«И стали ждать нашей судьбы». Корнет Дрейлинг, служивший во 2-й кирасирской дивизии, стоял в ту самую ночь всего в шести верстах от места сражения. Он не знал планов Багратиона и поэтому ждал, когда их бросят в бой: «Мы спешились и стали ждать нашей судьбы. Зажигать огни было воспрещено. Ночь была темная. Черные тучи висели над самой землей. Не переставая, моросил мелкий дождь. В нашей колонне царствовала тишина. Ни звука человеческого… Изредка слышалось приглушенное бряцание оружия, и только. По большой дороге потянулись вереницы экипажей с ранеными. Их стоны и крик, да еще отдаленный грохот пушек одни нарушали мертвящую тишину, которая нас окружала со всех сторон». Заметим, что Раевский просил Багратиона «дать способ везти раненых» с места боя, ибо «люди тащатся окровавленные мимо полков, отымут охоту у здоровых поставить себя в такое ж положение»47. Дрешинг продолжает: «За ними потянулись отряды пехоты, ничтожные остатки возвращающихся из сражения полков. Безмолвные, хотя и в полном порядке, шш они мимо нас, почти невидимые под покровом ночи, если бы не блеск штыков, который обнаруживал их. Эта картина, казалось бы, на всех должна была производить одинаково неблагоприятное впечатление, но спокойно спали наши старые кирасиры, каждый под своей лошадью. Закутавшись в плащ, привязав к руке поводья лошади, тихо лежал я — измученный, усталый, но спать не мог, и сердце напряженно ждало чего-то жуткого, таинственного, может быть, не я один, а все мы, молодежь, переживали в этот момент подобное, только не говорили друг другу об этом. Вдруг раздался звук трубы. Мы бросились на лошадей и думали, что нам прикажут наступать, но получили приказ отступать. Мы направились через Быхов, Пропойск, Мстиславль влево, к Смоленску»48. Участник похода А. П. Бутенев видел продолжение того, о чем писал Дрейлинг: когда войска Раевского вернулись, то их сопровождало множество «раненых и умирающих, которых несли на носилках, на пушечных подставках, на руках товарищей. Некоторых офицеров, тяжелораненых и истекающих кровью, видел я на лошадях, в полулежащем положении, одною рукою они держались за повод, а другая, пронизанная пулею, висела в бездействии. Перевязки делались в двух развалившихся хижинах, почти насупротив толпы офицеров и генералов, посреди которых сидел князь Багратион, по временам приподнимавшийся, чтобы поговорить с ранеными и сказать им слово утешения и ободрения»49.
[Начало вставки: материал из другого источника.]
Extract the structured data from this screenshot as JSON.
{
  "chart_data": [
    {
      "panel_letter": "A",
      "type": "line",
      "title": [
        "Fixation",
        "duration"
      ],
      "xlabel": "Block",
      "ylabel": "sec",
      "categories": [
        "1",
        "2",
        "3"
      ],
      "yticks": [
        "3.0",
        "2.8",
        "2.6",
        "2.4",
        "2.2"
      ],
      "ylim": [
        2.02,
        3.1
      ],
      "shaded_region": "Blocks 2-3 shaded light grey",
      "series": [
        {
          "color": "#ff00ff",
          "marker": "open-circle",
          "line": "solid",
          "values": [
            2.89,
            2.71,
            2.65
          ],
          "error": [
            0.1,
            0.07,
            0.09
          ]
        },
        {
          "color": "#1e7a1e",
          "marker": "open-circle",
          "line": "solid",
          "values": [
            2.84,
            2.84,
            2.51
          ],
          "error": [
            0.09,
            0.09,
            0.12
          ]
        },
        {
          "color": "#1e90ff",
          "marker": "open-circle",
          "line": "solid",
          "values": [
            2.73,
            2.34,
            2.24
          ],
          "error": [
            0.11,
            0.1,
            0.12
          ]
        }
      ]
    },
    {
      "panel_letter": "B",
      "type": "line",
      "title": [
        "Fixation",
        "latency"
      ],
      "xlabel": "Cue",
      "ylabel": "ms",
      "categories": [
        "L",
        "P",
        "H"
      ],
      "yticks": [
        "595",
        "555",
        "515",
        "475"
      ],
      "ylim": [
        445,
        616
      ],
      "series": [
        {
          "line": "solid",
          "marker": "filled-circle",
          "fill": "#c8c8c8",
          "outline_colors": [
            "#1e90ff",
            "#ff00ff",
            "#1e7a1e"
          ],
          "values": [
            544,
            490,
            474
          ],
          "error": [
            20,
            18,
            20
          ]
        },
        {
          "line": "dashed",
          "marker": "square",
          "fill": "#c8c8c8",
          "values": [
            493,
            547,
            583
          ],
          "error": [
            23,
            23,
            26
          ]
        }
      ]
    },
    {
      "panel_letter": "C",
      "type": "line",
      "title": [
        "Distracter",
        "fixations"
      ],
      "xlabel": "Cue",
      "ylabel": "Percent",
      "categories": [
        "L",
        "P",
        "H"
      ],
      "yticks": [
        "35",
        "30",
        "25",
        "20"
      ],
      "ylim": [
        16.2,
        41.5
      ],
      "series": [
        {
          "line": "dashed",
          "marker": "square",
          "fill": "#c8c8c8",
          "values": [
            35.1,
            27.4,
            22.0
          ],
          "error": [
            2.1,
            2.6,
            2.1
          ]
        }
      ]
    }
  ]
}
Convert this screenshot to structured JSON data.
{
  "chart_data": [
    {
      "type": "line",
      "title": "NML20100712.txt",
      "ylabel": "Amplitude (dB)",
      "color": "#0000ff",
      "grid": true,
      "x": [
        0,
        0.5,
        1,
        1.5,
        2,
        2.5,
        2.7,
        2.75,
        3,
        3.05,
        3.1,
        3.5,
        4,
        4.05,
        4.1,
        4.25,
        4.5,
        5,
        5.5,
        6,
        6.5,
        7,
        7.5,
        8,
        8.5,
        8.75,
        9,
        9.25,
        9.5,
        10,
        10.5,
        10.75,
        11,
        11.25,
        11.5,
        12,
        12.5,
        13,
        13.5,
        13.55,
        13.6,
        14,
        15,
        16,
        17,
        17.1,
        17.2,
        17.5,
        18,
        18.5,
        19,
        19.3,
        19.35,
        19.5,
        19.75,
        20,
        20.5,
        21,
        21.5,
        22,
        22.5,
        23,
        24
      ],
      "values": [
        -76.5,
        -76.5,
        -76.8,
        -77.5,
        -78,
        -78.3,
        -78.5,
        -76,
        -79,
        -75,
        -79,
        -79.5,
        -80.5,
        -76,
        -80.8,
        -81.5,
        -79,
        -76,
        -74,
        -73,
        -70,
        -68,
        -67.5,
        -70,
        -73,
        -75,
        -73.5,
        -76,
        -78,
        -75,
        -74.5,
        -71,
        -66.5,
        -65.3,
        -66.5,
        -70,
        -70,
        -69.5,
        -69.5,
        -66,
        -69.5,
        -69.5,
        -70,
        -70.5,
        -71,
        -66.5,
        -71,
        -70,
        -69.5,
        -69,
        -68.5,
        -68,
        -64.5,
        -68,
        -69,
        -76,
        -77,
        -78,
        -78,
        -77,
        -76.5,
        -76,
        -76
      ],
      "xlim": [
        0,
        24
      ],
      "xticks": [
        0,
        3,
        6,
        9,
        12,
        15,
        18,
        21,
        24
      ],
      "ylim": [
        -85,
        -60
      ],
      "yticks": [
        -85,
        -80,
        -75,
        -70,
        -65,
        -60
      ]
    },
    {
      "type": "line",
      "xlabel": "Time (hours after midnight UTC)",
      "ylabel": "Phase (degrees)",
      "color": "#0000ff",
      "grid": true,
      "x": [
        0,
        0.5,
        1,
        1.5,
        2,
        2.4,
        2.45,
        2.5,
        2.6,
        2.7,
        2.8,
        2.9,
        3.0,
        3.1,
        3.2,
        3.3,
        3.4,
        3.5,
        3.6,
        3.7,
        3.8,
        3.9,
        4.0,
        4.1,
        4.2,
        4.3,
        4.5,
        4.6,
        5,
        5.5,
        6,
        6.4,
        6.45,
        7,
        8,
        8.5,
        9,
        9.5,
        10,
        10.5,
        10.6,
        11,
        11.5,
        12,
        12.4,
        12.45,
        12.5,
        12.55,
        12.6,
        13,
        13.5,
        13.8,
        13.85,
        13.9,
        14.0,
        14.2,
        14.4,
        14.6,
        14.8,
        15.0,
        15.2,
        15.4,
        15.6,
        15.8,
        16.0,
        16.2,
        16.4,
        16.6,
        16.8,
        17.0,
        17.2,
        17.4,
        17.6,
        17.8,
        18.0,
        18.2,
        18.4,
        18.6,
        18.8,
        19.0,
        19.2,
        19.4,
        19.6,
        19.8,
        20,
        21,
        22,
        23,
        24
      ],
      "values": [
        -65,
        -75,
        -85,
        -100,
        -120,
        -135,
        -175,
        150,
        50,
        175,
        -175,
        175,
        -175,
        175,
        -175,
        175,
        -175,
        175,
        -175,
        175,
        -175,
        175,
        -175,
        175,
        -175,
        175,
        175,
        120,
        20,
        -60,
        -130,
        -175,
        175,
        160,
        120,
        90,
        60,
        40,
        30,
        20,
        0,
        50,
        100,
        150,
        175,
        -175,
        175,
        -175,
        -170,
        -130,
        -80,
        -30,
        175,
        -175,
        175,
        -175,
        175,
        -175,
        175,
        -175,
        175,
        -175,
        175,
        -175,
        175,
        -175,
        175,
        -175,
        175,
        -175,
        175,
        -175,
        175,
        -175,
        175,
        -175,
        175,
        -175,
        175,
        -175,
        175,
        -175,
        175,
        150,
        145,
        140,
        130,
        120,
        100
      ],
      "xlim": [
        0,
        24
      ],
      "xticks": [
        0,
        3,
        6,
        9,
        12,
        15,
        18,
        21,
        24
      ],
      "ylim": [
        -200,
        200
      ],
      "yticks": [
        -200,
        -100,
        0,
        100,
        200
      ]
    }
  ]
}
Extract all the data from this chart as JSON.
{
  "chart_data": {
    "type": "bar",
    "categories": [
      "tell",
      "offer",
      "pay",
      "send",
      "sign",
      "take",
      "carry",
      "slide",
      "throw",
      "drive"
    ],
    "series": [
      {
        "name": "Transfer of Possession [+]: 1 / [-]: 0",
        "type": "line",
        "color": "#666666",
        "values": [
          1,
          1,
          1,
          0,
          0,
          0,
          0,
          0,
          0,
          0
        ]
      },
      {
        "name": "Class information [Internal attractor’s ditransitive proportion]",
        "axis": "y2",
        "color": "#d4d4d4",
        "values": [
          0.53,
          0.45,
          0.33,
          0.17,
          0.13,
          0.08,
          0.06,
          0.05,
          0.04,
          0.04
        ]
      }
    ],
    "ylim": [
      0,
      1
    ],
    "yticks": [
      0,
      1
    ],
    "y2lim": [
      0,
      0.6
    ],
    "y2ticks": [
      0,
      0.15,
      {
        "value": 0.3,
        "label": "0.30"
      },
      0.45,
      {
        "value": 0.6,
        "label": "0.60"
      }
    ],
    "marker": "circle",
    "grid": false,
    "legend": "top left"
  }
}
Так случилось, что одновременно с Дрейлингом польский офицер Колачковский — участник похода корпуса Понятовского, только что подошедшего к Могилеву, — видел, как наутро возвращались из-под Салтановки в свой лагерь французские полки: «Их выправка, обмундирование и вооружение были в самом лучшем порядке, они везли с собой провизию на несколько дней, имели двойное количество патронов, обуви и саперные принадлежности. Со всем этим грузом они шли легко и охотно, как бы на парад. В рядах недоставало только убитых и раненых»50. Словом, сражение под Саптановкой было только пробой сил сторон. И солдаты Багратиона, и солдаты Даву горели желанием скрестить оружие снова…
Тем временем Барклай, готовившийся к битве, неожиданно приказал войскам отступать. Обычно это его решение объясняют тем, что 15 июля он получил от Багратиона известие о неудаче под Могилевом и невозможности соединиться с 1-й армией, а также о том, что французы угрожают непосредственно Смоленску. В своем донесении М. И. Кутузову 17 августа 1812 года, как бы «сдавая дела», Барклай так писал о ситуации, сложившейся под Витебском и Могилевом: «Трехсуточное сражение под Витебском… окончилось бы генеральным сражением, когда в самое то время не получил бы я известие от князя Багратиона о неудачном предприятии на Могилев, где уже маршал Давуст (Даву. — Е. А.) со всею армиею пресек 2-й армии дорогу на Смоленск. Князь Багратион при сем случае сам мне изъявил, что не имеет надежды достигнуть Смоленска прежде неприятеля, который из Могилева имел прямейшую дорогу к важному сему пункту. В таких обстоятельствах и самая победа под Витебском никак не приносила бы пользы, ибо армия, которою предводительствует сам Наполеон и которая, сверх того, еще имеет превосходство в силах, могла быть побита, но не уничтожена. Я тогда бы должен был с сею армиею, претерпевшей урон, действовать и против Давуста на левом моем фланге, и противу Наполеона и принужденным бы нашелся оставить последнему открытый путь в Москву — цель всех напряжений неприятеля. Уважая все сии обстоятельства, решился я, в виду неприятеля, отступить и поспешить к Смоленску»51.